Should be able to load the full version of DeepSeek R1 on this no prob 😎😎

cm0002@lemmy.world · 6 days ago

Should be able to load the full version of DeepSeek R1 on this no prob 😎😎

hoshikarakitaridia@lemmy.world · 6 days ago

This is a good time to ask: I want to use AI on a local server (deepseek maybe, image generators like flux, …) is there a cheaper alternative to flagship Nvidia cards which can do it?

kata1yst@sh.itjust.works · edit-2 6 days ago

Depends on your goals. For raw tokens per second, yeah you want an Nvidia card with enough^™ memory for your target model(s).

But if you don’t care so much for speed beyond a certain amount, or you’re okay sacrificing some speed for economy, AMD RX7900 XT/XTX or 9070 both work pretty well for small to mid sized local models.

Otherwise you can look at the SOC type solutions like AMD Strix Halo or Nvidia DGX for more model size at the cost of speed, but always look for reputable benchmarks showing ‘enough’ speed for your use case.

cm0002@lemmy.world · 6 days ago

From my reading, if you don’t mind sacrificing speed (tokens/sec), you can run models in system RAM. To be usable though, you’d need at a minimum a dual proc server/workstation for multichannel RAM and enough RAM to fit the model

So for something like DS R1, you’d need like >512GB RAM

SmokeyDope@lemmy.world · edit-2 4 days ago

You are correct in your understanding. However the last part of your comment needs a big asterisk. Its important to consider quantization.

The full f16 deepseek r1 gguf from unsloth requires 1.34tb of ram. Good luck getting the ram sticks and channels for that.

The q4_km mid range quant is 404gb which would theoretically fit inside 512gb of ram with leftover room for context.

512gb of ram is still a lot, theoretical you could run a lower quant of r1 with 256gb of ram. Not super desirable but totally doable.

SmokeyDope@lemmy.world · edit-2 6 days ago

Its all about ram and vram. You can buy some cheap ram sticks get your system to like 128gb ram and run a low quant of the full deepseek. It wont be fast but it will work. Now if you want fast you need to be able to get the model on some graphics card vram ideally all of it. Thats where the high end Nvidia stuff comes in, getting 24gb of vram all on the same card at maximum band with speeds.

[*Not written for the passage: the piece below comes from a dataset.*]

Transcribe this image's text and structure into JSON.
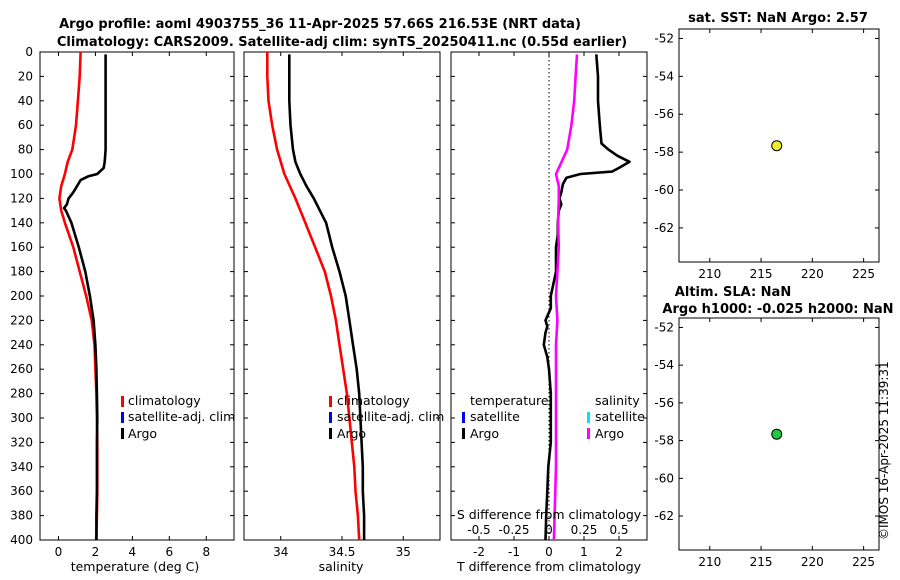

Some people prefer macs or data center cards. You can use amd cards too its just not as well supported.

Localllama users tend use smaller models than the full deepseek r1 that fit on older cards. 32b partially offloaded between a older graphics card and ram sticks is around the limit of what a non dedicated hobbiest can achieve with ther already existing home hardware. Most are really happy with the performance of mistral small and qwen qwq and the deepseek distills. those that want more have the money to burn on multiple nvidia gpus and a server rack.

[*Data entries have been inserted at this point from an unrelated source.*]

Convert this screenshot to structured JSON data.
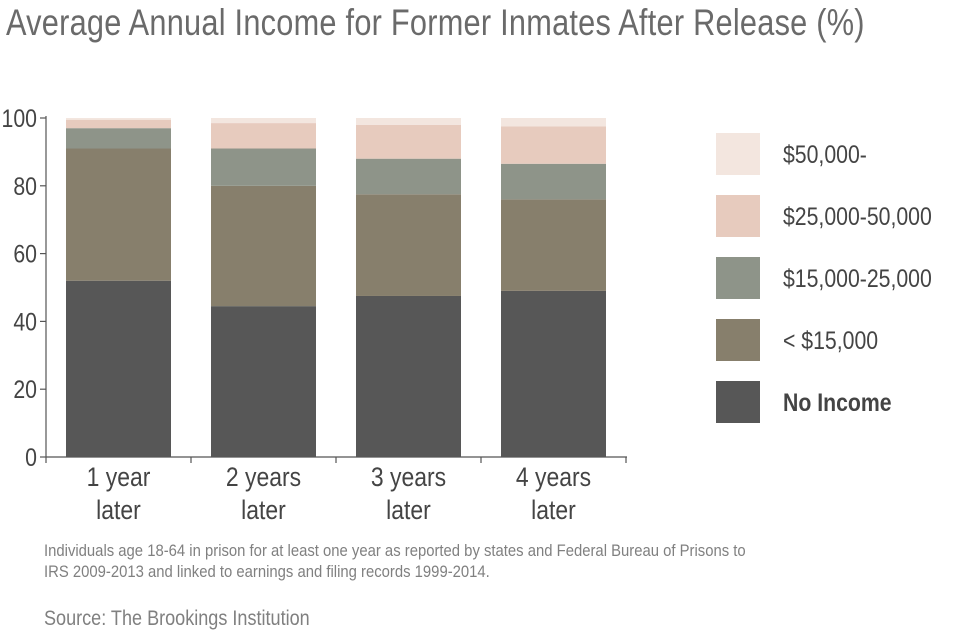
{
  "chart_data": {
    "type": "bar",
    "stacked": true,
    "title": "Average Annual Income for Former Inmates After Release (%)",
    "categories": [
      [
        "1 year",
        "later"
      ],
      [
        "2 years",
        "later"
      ],
      [
        "3 years",
        "later"
      ],
      [
        "4 years",
        "later"
      ]
    ],
    "ylim": [
      0,
      100
    ],
    "yticks": [
      0,
      20,
      40,
      60,
      80,
      100
    ],
    "grid": false,
    "legend_position": "right",
    "series": [
      {
        "name": "No Income",
        "color": "#575757",
        "values": [
          52,
          44.5,
          47.5,
          49
        ]
      },
      {
        "name": "< $15,000",
        "color": "#877f6c",
        "values": [
          39,
          35.5,
          30,
          27
        ]
      },
      {
        "name": "$15,000-25,000",
        "color": "#8e9489",
        "values": [
          6,
          11,
          10.5,
          10.5
        ]
      },
      {
        "name": "$25,000-50,000",
        "color": "#e7cbbe",
        "values": [
          2.5,
          7.5,
          10,
          11
        ]
      },
      {
        "name": "$50,000-",
        "color": "#f3e6df",
        "values": [
          0.5,
          1.5,
          2,
          2.5
        ]
      }
    ]
  },
  "note": "Individuals age 18-64 in prison for at least one year as reported by states and Federal Bureau of Prisons to IRS 2009-2013 and linked to earnings and filing records 1999-2014.",
  "source": "Source: The Brookings Institution"
}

LLM wise Your phone can run 1-4b models, Your laptop 4-8b, your older gaming desktop with a 4-8gb vram card can run around 8-32b. Beyond that needs the big expensive 24gb cards and further beyond needs multiples of them.

Stable diffusion models in my experience is very compute intensive. Quantization degredation is much more apparent so You should have vram, a high quant model, and should limit canvas size as low as tolerable.

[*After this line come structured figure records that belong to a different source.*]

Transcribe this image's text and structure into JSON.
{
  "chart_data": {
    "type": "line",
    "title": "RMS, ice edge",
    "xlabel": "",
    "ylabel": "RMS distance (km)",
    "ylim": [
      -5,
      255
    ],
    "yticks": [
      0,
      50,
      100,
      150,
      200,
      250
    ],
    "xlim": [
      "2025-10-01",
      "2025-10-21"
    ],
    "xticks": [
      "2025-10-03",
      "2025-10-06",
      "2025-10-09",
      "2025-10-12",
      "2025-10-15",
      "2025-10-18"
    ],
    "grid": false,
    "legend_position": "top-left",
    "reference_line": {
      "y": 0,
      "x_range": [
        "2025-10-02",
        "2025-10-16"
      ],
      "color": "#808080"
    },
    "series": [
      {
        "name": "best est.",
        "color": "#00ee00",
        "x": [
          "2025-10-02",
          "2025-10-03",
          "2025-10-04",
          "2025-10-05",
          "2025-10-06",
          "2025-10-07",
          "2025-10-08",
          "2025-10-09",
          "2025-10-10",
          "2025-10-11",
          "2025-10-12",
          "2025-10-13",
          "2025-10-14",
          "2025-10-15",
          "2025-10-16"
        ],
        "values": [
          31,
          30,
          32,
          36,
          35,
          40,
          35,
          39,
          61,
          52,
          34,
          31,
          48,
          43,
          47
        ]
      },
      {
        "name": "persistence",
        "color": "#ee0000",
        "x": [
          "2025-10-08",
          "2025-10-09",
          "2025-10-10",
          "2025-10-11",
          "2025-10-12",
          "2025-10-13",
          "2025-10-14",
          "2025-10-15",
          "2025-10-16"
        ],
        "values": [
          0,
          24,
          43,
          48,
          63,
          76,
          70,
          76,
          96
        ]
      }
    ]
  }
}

Hopefully we will get cheaper devices meant for AI hosting like cheaper versions of strix and digits.

icecreamtaco@lemmy.world · edit-2 6 days ago

Assuming you haven’t ruled this out already, test your plans out now using whatever computer you already own. At the hobbyist level you can do a lot with 8GB ram and no graphics card. 7B LLMs are really good now and they’re only going to get better.